Messo al sicuro il portafoglio suo, dei figli Rodolfo e Marco, cooptati nelle intraprese, di Edoardo, medico in Svizzera, dei nipoti e della loro prole, De Benedetti ha si è auto insignito del ruolo di padre nobile del progressismo italiano, la tessera numero uno di qualsiasi movimento, partito, raggruppamento si formasse in quell’area. Negli anni si è specializzato nell’infrangere gli idoli, che aveva contribuito a creare: Rutelli, Veltroni, D’Alema, Bersani, Renzi. E quasi nessuno ha osato replicare temendo di suscitare l’irritazione delle sue corazzate mediatiche. Gli unici attacchi – con l’imputazione di pagare le tasse, in misura assai esigua, in Svizzera e di portare al fallimento le proprie aziende – sono giunti dai fogli berlusconiani e sono stati giudicati un’altra medaglia al valore ideologico.

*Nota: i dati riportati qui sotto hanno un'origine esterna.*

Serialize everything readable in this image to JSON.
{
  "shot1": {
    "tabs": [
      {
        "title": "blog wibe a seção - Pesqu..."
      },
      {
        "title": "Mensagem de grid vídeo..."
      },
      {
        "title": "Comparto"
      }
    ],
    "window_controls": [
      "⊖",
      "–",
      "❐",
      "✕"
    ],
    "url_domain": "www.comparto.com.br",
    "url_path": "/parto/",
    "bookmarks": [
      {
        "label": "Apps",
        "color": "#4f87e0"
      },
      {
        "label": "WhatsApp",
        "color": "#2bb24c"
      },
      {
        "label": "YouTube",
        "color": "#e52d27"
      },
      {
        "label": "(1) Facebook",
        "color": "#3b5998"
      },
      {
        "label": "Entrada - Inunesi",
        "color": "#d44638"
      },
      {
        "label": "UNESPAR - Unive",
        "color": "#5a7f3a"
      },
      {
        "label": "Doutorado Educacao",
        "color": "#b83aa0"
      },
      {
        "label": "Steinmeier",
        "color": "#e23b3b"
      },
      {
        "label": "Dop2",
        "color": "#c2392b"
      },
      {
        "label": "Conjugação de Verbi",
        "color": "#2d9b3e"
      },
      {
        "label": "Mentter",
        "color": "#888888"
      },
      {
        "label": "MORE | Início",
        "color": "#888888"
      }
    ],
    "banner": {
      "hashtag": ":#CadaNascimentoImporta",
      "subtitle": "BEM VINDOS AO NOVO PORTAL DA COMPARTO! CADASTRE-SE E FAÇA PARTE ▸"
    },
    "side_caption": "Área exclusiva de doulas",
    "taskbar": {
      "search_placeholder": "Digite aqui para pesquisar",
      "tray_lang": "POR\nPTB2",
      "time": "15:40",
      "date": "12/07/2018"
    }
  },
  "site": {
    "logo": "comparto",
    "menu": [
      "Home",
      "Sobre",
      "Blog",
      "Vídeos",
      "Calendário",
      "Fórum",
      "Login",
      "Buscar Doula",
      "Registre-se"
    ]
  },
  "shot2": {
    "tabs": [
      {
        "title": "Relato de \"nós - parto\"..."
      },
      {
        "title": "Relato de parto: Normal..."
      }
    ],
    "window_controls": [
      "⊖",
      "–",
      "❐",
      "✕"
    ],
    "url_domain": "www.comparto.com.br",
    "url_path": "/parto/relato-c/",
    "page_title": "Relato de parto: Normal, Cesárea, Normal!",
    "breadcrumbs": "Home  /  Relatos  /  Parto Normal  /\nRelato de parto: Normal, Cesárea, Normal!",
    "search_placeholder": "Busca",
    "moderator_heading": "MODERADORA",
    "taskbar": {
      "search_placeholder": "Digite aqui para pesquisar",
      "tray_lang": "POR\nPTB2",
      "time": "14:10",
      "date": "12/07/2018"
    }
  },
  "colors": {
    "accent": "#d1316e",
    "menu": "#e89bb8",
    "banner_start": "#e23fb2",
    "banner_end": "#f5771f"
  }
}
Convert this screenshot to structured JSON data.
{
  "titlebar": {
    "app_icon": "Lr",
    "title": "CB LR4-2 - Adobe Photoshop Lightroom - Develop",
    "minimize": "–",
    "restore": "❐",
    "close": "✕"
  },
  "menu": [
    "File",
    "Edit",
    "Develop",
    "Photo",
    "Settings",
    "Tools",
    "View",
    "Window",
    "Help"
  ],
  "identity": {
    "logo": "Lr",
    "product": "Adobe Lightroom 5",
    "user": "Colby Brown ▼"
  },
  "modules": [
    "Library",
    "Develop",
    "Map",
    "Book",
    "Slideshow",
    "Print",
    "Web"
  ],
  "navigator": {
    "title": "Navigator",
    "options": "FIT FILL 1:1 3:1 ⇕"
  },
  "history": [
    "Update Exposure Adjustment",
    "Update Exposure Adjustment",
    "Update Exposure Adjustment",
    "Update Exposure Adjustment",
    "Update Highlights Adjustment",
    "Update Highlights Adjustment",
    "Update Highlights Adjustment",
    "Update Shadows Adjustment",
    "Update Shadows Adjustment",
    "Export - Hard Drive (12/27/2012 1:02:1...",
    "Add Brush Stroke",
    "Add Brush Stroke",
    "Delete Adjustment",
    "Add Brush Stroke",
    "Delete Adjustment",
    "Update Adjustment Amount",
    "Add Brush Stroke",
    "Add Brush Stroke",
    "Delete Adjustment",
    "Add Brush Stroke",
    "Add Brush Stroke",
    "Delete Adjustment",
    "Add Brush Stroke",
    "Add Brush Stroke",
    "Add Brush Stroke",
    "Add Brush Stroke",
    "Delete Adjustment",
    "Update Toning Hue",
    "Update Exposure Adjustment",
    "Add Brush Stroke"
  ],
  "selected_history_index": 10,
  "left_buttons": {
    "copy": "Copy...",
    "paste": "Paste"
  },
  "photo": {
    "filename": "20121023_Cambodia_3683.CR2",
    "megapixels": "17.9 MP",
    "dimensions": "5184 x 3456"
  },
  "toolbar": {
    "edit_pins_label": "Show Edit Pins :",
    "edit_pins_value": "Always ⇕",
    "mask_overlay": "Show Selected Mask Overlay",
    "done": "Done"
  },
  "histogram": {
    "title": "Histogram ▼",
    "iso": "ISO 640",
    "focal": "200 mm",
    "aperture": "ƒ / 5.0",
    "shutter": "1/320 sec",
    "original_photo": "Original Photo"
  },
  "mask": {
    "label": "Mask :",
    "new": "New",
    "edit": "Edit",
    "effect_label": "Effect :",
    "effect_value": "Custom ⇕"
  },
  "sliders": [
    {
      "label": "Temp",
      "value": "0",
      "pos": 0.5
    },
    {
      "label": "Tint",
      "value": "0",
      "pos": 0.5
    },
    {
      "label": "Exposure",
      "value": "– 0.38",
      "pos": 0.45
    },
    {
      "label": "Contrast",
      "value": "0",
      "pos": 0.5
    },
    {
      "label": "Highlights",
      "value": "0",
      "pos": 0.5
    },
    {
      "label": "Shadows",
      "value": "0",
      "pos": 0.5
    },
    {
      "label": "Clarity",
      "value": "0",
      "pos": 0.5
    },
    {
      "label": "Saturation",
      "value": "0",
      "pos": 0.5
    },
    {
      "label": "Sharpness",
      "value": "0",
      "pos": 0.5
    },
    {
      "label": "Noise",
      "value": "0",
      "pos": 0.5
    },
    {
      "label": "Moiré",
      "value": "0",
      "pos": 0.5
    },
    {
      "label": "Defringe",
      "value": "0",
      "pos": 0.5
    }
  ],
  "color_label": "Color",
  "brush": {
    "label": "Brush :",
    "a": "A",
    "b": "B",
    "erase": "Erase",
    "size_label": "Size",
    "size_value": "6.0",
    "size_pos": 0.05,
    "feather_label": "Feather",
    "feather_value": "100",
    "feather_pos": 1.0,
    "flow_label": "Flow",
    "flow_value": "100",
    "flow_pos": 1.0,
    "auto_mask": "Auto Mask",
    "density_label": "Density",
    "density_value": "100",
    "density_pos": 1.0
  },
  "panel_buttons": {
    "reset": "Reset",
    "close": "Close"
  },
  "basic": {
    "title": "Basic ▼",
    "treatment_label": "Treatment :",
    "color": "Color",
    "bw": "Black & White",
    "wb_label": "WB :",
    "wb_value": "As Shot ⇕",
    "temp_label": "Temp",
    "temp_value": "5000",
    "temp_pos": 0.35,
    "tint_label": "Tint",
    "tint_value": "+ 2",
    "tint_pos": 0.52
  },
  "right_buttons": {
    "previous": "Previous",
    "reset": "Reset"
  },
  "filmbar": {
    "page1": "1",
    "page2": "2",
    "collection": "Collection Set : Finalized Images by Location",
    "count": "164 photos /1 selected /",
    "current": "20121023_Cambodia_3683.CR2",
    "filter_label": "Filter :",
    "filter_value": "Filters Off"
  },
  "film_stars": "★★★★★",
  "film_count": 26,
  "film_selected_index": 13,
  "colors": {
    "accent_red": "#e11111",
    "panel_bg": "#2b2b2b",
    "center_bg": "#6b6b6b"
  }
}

A rovesciare il tavolo ha provveduto da solo. Con un’impennata, che ha sorpreso il suo stesso giro, qualcuno l’ha definita senile, se l’è presa con Rodolfo e con Marco – ai quali aveva ceduto nel 2012 le leve del comando – per la riforma grafica di «Repubblica» e per l’assetto direzionale. E soprattutto ha bastonato Eugenio Scalfari il fondatore e demiurgo del giornale. Sopravvissuto in discreta forma fino a 94 anni, Scalfari ha da un lustro scelto per sé il ruolo d’interlocutore privilegiato della Patria e del Papa. Incurante di simile prestigio, De Benedetti l’ha accusato, alla vigilia delle elezioni dello scorso marzo, di aver disorientato il pubblico di «Repubblica» avendo affermato di preferire Berlusconi a Di Maio.
Ne è venuta fuori una polemica assai ruvida, che ha cancellato un sodalizio di quasi mezzo secolo, nel quale l’uno era sempre stato il compare dell’altro. Scalfari ha affermato che in vista dei 100 anni non può curarsi delle voci erranti nel deserto. De Benedetti gli ha dato del rimbecillito e dell’ingrato avendo dimenticato i circa 70 milioni di euro incassati per cedere la sua quota nella società editoriale. L’imperversare degli addebiti e degli improperi ha coinvolto pure il direttore di «Repubblica» Mario Calabresi, definito un don Abbondio, il sacerdote dei Promessi Sposi di Manzoni, che non brillava per coraggio.